One of the many grotesque realities involved in the administration of the death penalty is the fact that condemned prisoners are not permitted to kill themselves; that privilege is reserved for the state.
Lawrence Reynolds was scheduled to be executed by the state of Ohio at 10 a.m. today. But at the appointed time, Lawrence was in the hospital, recovering from a suicide attempt. On Sunday night, Lawrence took an overdose of pills in his cell. The state is now waiting for him to recover enough so that it can put him to death.
According to a report in this morning’s Columbus Dispatch:
The Akron man now has until next Tuesday to recover from the overdose before the state injects him with a dose of thiopental sodium, a powerful anesthetic that will most likely kill him within minutes.
The state will pay for Reynolds’ medical treatment until he can be returned to Death Row at the Ohio State Penitentiary in Youngstown, where he was housed, or to the Southern Ohio Correctional Facility near Lucasville, where executions take place….
Julie Walburn, spokeswoman for the Ohio Department of Rehabilitation and Correction, said the state has two legal obligations. “We have a constitutional duty to provide health care for this inmate until the execution commences. And we are legally responsible to carry out executions under the law. We will meet both our legal obligations.”

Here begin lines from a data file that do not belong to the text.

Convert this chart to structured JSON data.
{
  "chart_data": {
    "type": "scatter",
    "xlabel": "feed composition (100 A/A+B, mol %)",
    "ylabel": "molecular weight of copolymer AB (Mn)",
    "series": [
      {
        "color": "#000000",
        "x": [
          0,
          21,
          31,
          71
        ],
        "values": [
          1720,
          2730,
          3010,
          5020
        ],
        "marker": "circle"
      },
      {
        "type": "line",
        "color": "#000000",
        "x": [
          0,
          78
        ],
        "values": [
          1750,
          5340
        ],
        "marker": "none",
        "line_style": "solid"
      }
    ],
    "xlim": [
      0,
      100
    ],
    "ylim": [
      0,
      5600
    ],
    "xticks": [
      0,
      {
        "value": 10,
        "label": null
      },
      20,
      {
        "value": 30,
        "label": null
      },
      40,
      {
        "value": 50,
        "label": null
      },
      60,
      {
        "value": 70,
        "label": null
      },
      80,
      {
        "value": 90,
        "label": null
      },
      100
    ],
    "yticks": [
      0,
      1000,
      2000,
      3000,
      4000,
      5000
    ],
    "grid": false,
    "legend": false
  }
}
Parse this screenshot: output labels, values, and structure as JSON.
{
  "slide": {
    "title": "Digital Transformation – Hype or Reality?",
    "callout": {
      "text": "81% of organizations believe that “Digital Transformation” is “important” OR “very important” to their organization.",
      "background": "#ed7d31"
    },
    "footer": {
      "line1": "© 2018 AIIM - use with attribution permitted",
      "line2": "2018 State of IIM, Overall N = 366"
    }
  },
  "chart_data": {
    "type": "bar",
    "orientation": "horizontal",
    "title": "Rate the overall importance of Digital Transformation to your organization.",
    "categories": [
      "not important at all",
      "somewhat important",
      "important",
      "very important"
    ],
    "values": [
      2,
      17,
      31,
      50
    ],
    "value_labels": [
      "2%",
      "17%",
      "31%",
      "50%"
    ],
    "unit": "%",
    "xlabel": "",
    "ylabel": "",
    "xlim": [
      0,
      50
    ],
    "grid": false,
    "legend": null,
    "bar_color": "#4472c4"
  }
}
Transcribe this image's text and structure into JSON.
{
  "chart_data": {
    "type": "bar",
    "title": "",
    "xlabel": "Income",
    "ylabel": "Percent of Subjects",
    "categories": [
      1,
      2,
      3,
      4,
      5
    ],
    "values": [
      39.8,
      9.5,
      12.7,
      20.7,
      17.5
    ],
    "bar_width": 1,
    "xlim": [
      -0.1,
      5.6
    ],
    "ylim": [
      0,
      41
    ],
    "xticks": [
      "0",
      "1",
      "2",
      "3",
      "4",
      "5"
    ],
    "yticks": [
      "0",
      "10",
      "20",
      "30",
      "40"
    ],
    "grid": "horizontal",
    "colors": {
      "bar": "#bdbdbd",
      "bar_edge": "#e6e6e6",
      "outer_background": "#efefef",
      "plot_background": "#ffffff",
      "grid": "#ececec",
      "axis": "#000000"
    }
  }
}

The 43-year-old Lawrence was convicted of murder in 1994 and has spent more than 15 years on death row. He is not the first condemned prisoner to attempt suicide, and undoubtedly he won’t be the last. In recent years, mental health experts and death penalty opponents have been warning about “death row syndrome,” a condition in which the already severe affects of long-term solitary confinement are compounded by the constant threat of death.

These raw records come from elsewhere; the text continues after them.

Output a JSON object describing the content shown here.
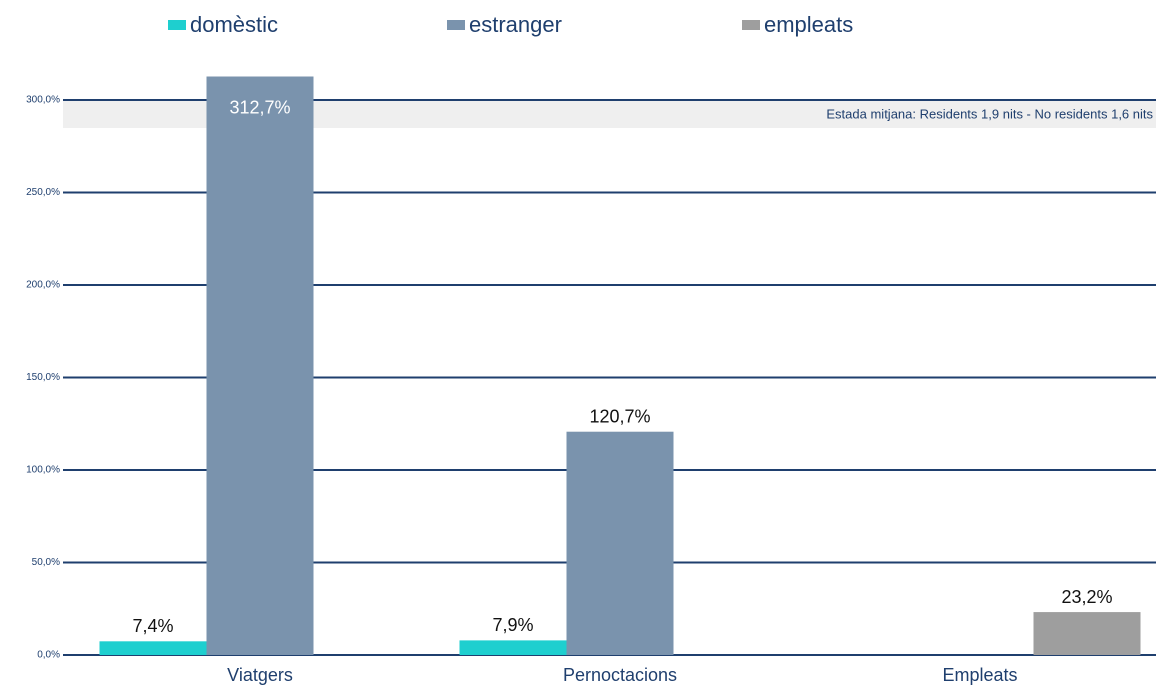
{
  "chart_data": {
    "type": "bar",
    "categories": [
      "Viatgers",
      "Pernoctacions",
      "Empleats"
    ],
    "series": [
      {
        "name": "domèstic",
        "color": "#1ecfcf",
        "values": [
          7.4,
          7.9,
          null
        ],
        "value_labels": [
          "7,4%",
          "7,9%",
          null
        ]
      },
      {
        "name": "estranger",
        "color": "#7a93ad",
        "values": [
          312.7,
          120.7,
          null
        ],
        "value_labels": [
          "312,7%",
          "120,7%",
          null
        ]
      },
      {
        "name": "empleats",
        "color": "#9e9e9e",
        "values": [
          null,
          null,
          23.2
        ],
        "value_labels": [
          null,
          null,
          "23,2%"
        ]
      }
    ],
    "ylim": [
      0,
      320
    ],
    "yticks": [
      {
        "value": 0,
        "label": "0,0%"
      },
      {
        "value": 50,
        "label": "50,0%"
      },
      {
        "value": 100,
        "label": "100,0%"
      },
      {
        "value": 150,
        "label": "150,0%"
      },
      {
        "value": 200,
        "label": "200,0%"
      },
      {
        "value": 250,
        "label": "250,0%"
      },
      {
        "value": 300,
        "label": "300,0%"
      }
    ],
    "annotation": "Estada mitjana: Residents 1,9 nits - No residents 1,6 nits",
    "grid": true
  }
}
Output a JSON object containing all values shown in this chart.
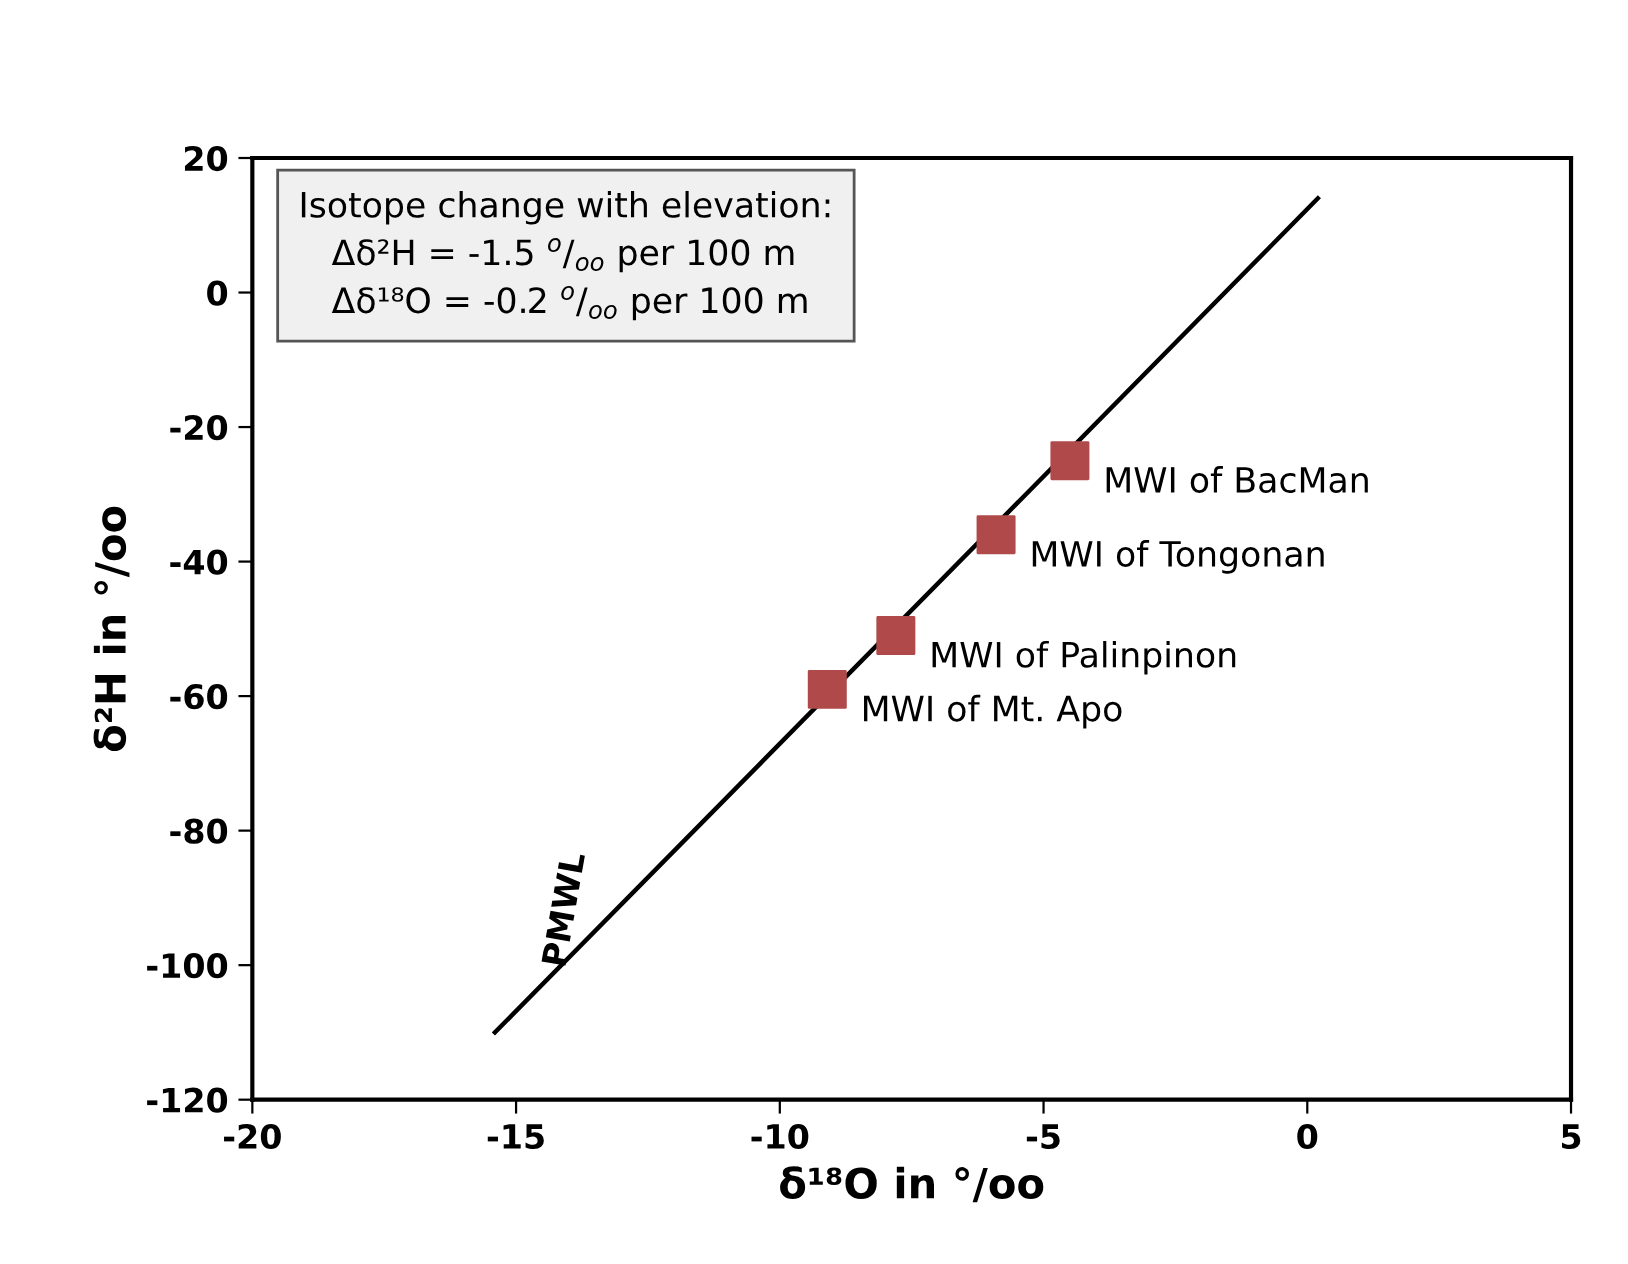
{
  "chart_data": {
    "type": "scatter",
    "xlabel": "δ¹⁸O in °/oo",
    "ylabel": "δ²H in °/oo",
    "xlim": [
      -20,
      5
    ],
    "xticks": [
      -20,
      -15,
      -10,
      -5,
      0,
      5
    ],
    "ylim": [
      -120,
      20
    ],
    "yticks": [
      -120,
      -100,
      -80,
      -60,
      -40,
      -20,
      0,
      20
    ],
    "grid": false,
    "legend": false,
    "marker": "square",
    "series": [
      {
        "name": "PMWL",
        "type": "line",
        "color": "#000000",
        "marker": "none",
        "line_style": "solid",
        "x": [
          -15.4,
          0.2
        ],
        "values": [
          -110,
          14
        ]
      },
      {
        "name": "MWI of BacMan",
        "color": "#b04a4a",
        "x": [
          -4.5
        ],
        "values": [
          -25
        ]
      },
      {
        "name": "MWI of Tongonan",
        "color": "#b04a4a",
        "x": [
          -5.9
        ],
        "values": [
          -36
        ]
      },
      {
        "name": "MWI of Palinpinon",
        "color": "#b04a4a",
        "x": [
          -7.8
        ],
        "values": [
          -51
        ]
      },
      {
        "name": "MWI of Mt. Apo",
        "color": "#b04a4a",
        "x": [
          -9.1
        ],
        "values": [
          -59
        ]
      }
    ],
    "annotations": [
      "Isotope change with elevation:",
      "Δδ²H = -1.5 $^{o}$/$_{oo}$ per 100 m",
      "Δδ¹⁸O = -0.2 $^{o}$/$_{oo}$ per 100 m"
    ]
  }
}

In a 2008 article on death row syndrome, Stuart Grassian, a psychiatrist and former Harvard Medical School professor who is considered an authority on the effects of solitary confinement, told the IPS:
“There is an enormous agony in endlessly, and helplessly, waiting while others decide whether you live or die.

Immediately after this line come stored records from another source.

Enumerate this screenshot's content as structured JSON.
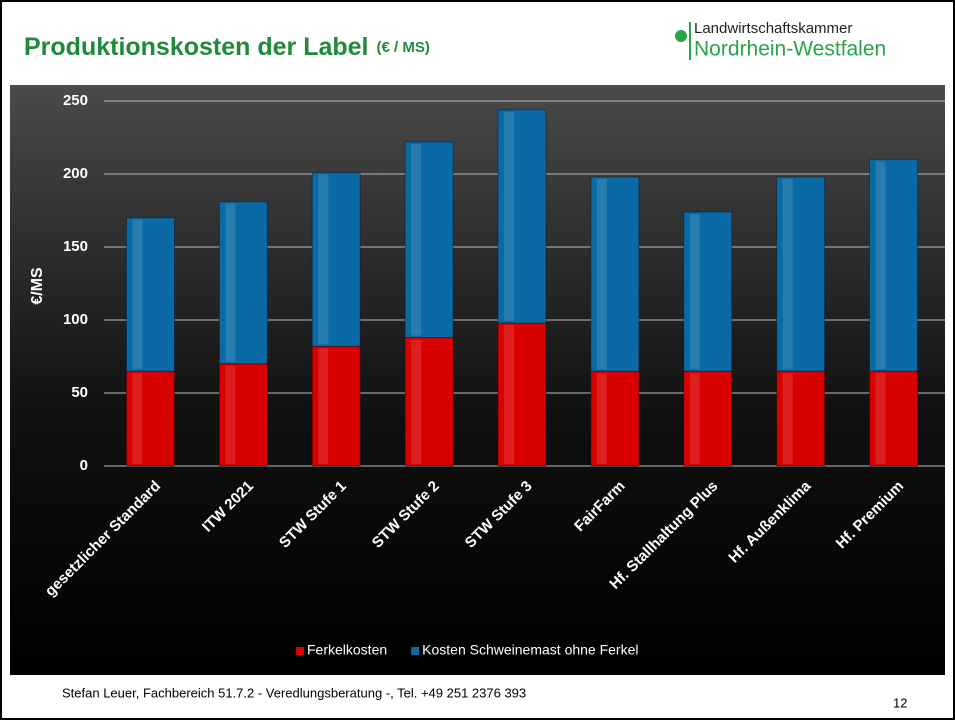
{
  "header": {
    "title": "Produktionskosten der Label",
    "unit": "(€ / MS)",
    "logo_line1": "Landwirtschaftskammer",
    "logo_line2": "Nordrhein-Westfalen"
  },
  "footer": {
    "text": "Stefan Leuer, Fachbereich 51.7.2 - Veredlungsberatung -, Tel. +49 251 2376 393",
    "page": "12"
  },
  "chart_data": {
    "type": "stacked_bar",
    "ylabel": "€/MS",
    "categories": [
      "gesetzlicher Standard",
      "ITW 2021",
      "STW Stufe 1",
      "STW Stufe 2",
      "STW Stufe 3",
      "FairFarm",
      "Hf. Stallhaltung Plus",
      "Hf. Außenklima",
      "Hf. Premium"
    ],
    "series": [
      {
        "name": "Ferkelkosten",
        "color": "#d90000",
        "values": [
          65,
          70,
          82,
          88,
          98,
          65,
          65,
          65,
          65
        ]
      },
      {
        "name": "Kosten Schweinemast ohne Ferkel",
        "color": "#0a6aa6",
        "values": [
          105,
          111,
          119,
          134,
          146,
          133,
          109,
          133,
          145
        ]
      }
    ],
    "ylim": [
      0,
      250
    ],
    "yticks": [
      0,
      50,
      100,
      150,
      200,
      250
    ],
    "grid": true,
    "legend": "bottom"
  }
}
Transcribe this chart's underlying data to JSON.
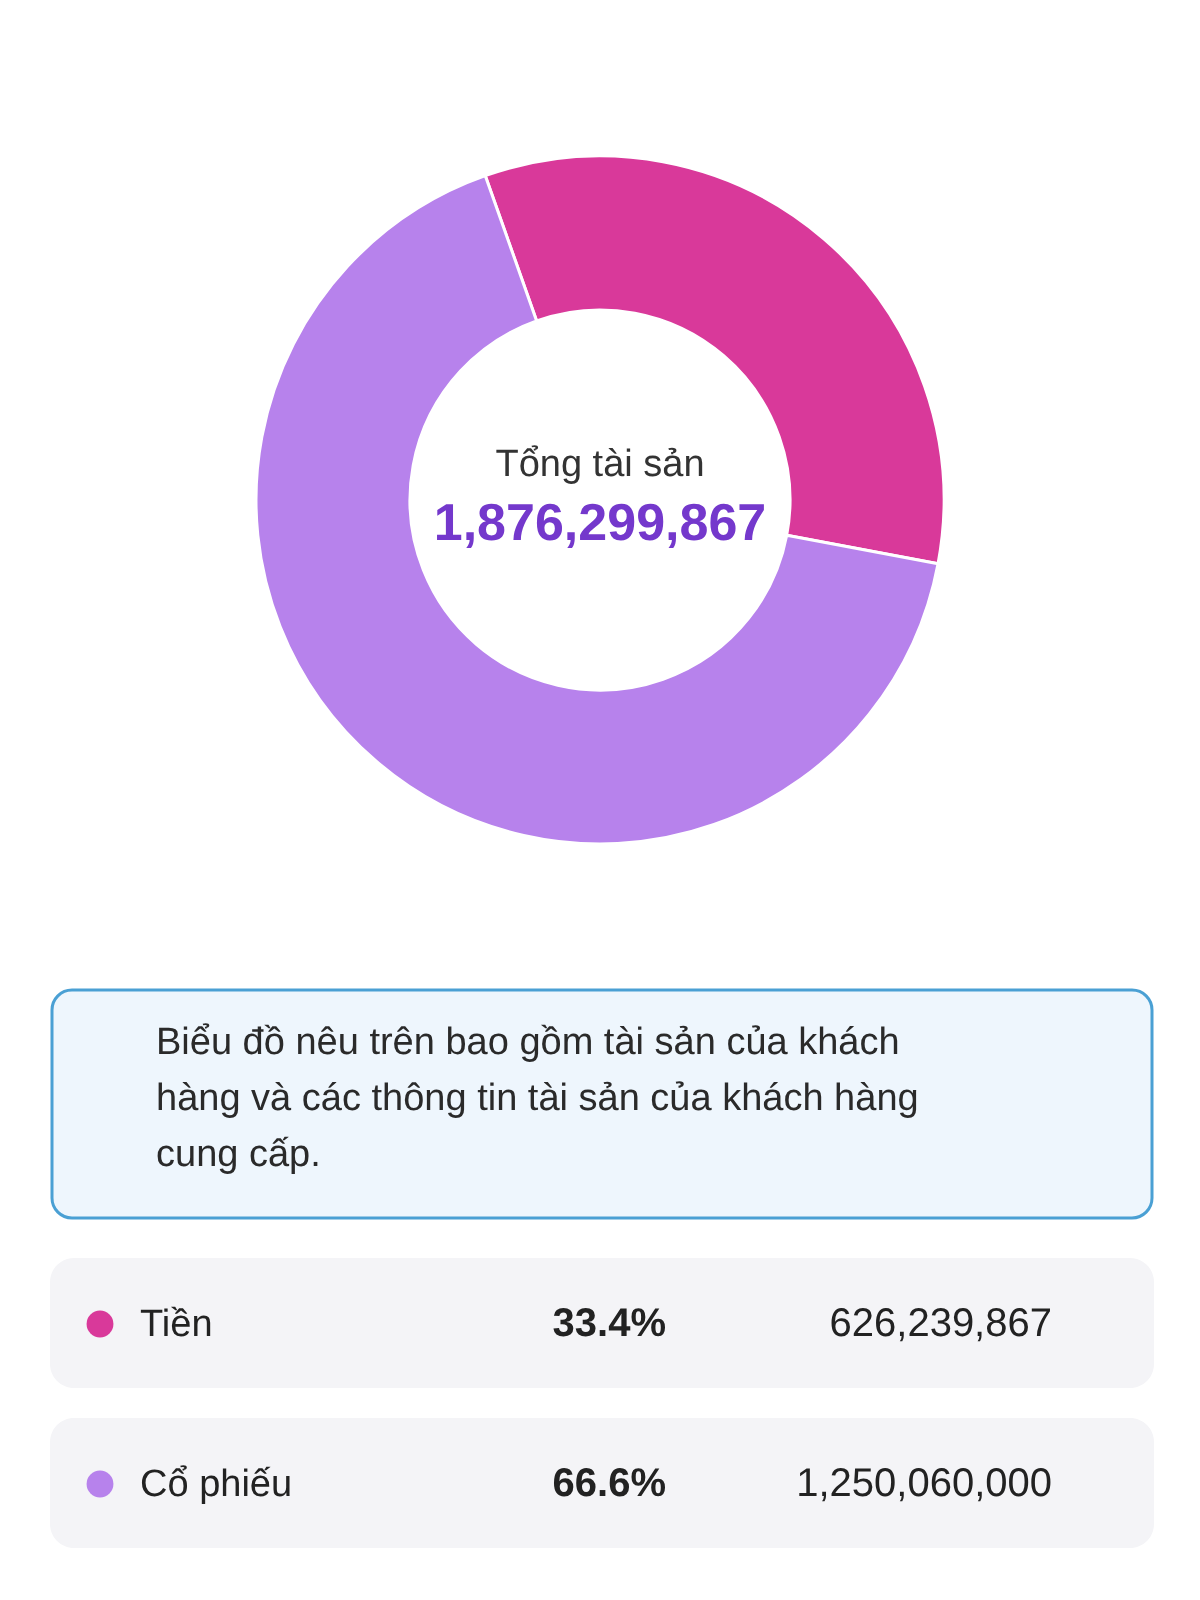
{
  "chart_data": {
    "type": "donut",
    "title": "Tổng tài sản",
    "subtitle": "1,876,299,867",
    "categories": [
      "Tiền",
      "Cổ phiếu"
    ],
    "values": [
      626239867,
      1250060000
    ],
    "colors": [
      "#d9399a",
      "#b782ec"
    ],
    "value_labels": [
      "626,239,867",
      "1,250,060,000"
    ],
    "legend": "bottom",
    "annotations": [
      "Biểu đồ nêu trên bao gồm tài sản của khách hàng và các thông tin tài sản của khách hàng cung cấp.",
      {
        "text": "33.4%",
        "x": "Tiền"
      },
      {
        "text": "66.6%",
        "x": "Cổ phiếu"
      }
    ]
  }
}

“Generally, over time, the inmate learns he cannot afford to actually befriend his fellows; they keep disappearing into the death chamber. The horror of all that, the endless tedium and tension, often proves unbearable.”
The article cited the case of Raymond Riles, who had spent more than 30 years on death row in Texas. “No execution date has been set because he suffers from delusions and paranoia. But in 1975, there were no mental health barriers in the way of his sentencing.”
Beyond deliberate suicide attempts, some critics have said that death row syndrome causes some prisoners to waive their right to further appeals, which can itself be viewed as a form of suicide. Since the death penalty was reinstituted in 1976, more than 130 condemned prisoners have abandoned their appeals.
“Many inmates in these circumstances cannot stand it any longer, fire their attorneys, drop their appeals,” and effectively “volunteer” to be executed, Stuart Grassian said. In such cases, the state is usually quite willing to oblige, as long as it retains ultimate control over the machinery of death.
Last fall, Ohio temporarily suspended executions after after a botched attempt to administer a lethal injection. Facing accusations that its three-drug protocol amounted to cruel and unusual punishment, the state switched to a one-drug system (previously used only to euthanize animals) and resumed executions in December.
Five prisoners condemned to death in Ohio have been exonerated, according to the Death Penalty Information Center. Just last week, a federal court paved the way for the final exoneration of another inmate, Joe D’Ambrosio, who had spent 20 years on Ohio’s death row.